A Taxi is No Place For A Bibliophile

Being a writer isn't easy. At least that's what I've read. But some say it comes naturally and they cannot believe they get paid to do something that they love so much. Yet still they take the money anyway. I'll let you know my own thoughts when I become a full fledged writer myself.
One thing I do know, however, is that any good writer has to be a bibliophile. Oh, that's just a fancy (and politically correct) term for a book worm. I am it, so I can safely say I'm well on my way to being the guy who sits on his veranda sipping on cold coffee, in my multi-colored gown, flip-flops, messy hair (my locks are nearing that) and jotting on my tablet (21st century stuff) how people's lives are playing out as I watch them pass by, reciting punchlines to myself for my next bestseller.

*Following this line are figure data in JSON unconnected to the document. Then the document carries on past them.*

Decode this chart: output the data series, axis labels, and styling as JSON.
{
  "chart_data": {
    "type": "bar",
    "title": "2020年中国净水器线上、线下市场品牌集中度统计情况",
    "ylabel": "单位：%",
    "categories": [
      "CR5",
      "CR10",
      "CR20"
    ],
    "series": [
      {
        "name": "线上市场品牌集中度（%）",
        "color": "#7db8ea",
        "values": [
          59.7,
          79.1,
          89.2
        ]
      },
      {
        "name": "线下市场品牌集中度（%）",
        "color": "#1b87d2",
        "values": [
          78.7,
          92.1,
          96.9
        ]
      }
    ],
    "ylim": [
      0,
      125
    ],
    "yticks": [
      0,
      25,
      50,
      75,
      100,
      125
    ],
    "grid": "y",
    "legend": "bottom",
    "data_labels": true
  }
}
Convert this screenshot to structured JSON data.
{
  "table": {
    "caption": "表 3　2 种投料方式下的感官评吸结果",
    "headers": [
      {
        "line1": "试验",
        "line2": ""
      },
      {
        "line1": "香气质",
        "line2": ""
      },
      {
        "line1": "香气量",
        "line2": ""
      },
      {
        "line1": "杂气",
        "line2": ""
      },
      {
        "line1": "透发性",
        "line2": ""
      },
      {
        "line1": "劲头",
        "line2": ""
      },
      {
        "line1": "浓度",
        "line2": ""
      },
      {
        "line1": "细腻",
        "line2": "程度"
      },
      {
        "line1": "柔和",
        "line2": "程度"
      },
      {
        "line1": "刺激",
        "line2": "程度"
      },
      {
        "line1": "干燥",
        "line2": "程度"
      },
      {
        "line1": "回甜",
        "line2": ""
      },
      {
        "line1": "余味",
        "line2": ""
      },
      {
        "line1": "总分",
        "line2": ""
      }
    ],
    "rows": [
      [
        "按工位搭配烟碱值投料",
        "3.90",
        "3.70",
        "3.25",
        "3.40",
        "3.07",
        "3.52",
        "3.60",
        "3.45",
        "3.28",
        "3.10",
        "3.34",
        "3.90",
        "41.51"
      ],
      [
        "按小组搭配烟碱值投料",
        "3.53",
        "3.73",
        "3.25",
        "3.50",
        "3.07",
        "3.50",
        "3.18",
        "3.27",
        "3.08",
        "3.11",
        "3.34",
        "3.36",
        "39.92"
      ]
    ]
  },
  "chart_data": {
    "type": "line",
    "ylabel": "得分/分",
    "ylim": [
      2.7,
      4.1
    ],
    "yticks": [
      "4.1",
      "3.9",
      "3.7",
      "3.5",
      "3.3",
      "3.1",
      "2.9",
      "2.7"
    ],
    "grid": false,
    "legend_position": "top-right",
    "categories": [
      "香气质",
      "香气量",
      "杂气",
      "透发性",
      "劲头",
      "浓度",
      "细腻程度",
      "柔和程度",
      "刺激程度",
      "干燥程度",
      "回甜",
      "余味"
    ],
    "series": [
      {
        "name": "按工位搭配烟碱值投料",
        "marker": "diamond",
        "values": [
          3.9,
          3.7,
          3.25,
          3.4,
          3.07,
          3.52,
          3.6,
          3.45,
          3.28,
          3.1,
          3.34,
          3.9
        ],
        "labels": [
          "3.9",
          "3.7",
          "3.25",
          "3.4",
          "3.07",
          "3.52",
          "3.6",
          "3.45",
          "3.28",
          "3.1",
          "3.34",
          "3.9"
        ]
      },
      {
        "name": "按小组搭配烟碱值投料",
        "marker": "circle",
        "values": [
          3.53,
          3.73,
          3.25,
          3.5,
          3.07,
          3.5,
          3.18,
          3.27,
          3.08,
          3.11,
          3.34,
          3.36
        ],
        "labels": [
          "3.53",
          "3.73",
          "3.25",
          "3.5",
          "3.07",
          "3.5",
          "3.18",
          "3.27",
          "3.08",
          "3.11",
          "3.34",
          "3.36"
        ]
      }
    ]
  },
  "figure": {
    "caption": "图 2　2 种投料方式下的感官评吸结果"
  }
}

For now, however, I have to deal with a matter that affects me almost everyday. As a tutor, I commute quite a lot between Esikhawini and Richards Bay/ Empangeni (my autocorrect says Empanadas) and my expertise familiarity with the rolling landscape has eliminated the need to look out the window. Like any self-respecting bibliophile I bring a book along and hope to cover a chapter or two of Walter Isaacson's Einstein: His Life and Universe.
Alas, my fellow commuters do not share my passion for a good autobiography and this is evident in the weary stares I sometimes get (in this day and age nogal). Just the other day I was commuting to tutor a student in Empangeni in the late afternoon. So I found an almost empty Quantum ( a great coincidence if you happen to be reading Einstein) and took a seat as close as possible to the left-hand side of the vehicle having calculated that the sun would be on the other side of the vehicle for the most part of the trip.
As luck would have it, as I was discovering Einstein's extramarital relations with his cousin, the full taxi was finally Empangeni bound. As we sped down the picturesque N2 the hydrogen bomb that is our Sun shed some of it's rays through the sunroof (I noticed its existence then). Needless to say, the brightness of my book compelled me to read it in an awkward angle. At last I succeeded in placing the page in the shadow of the book, alas, the page itself was then out of view.
Still blinded by the book, and with a curious blue hue in my vision, I reluctantly returned my book in my backpack and looked up at the sunroof looming over our heads. And I asked myself the very constructive question;
"Who the f@3¥ puts a sunroof on a bloody taxi?". My question fell unanswered by long train of pondering and was put in the shelf of cold cases such as that of why seatbelts are locked away in taxis and why foreign owned shops are looted.
On the very same day as I entered the taxi that would take me home, I got some weird stares when I scanned the taxi's roof before asking: "J1?". Again I sat in a carefully chosen seat but this would not be my day as the geyser who chose to sit next to me had the whiff of a small brewery, and the people in the seat behind me didn't hesitate to ask me to keep changing  the air conditioning from the window (we call it i-weather in loxion slang).
It is clear to me now that my bibliophiliac tendencies will forever be under house arrest which is problematic in this day and age of mobility and convenience. You can't even read in the library these days, they play East Coast Radio in Richards Bay.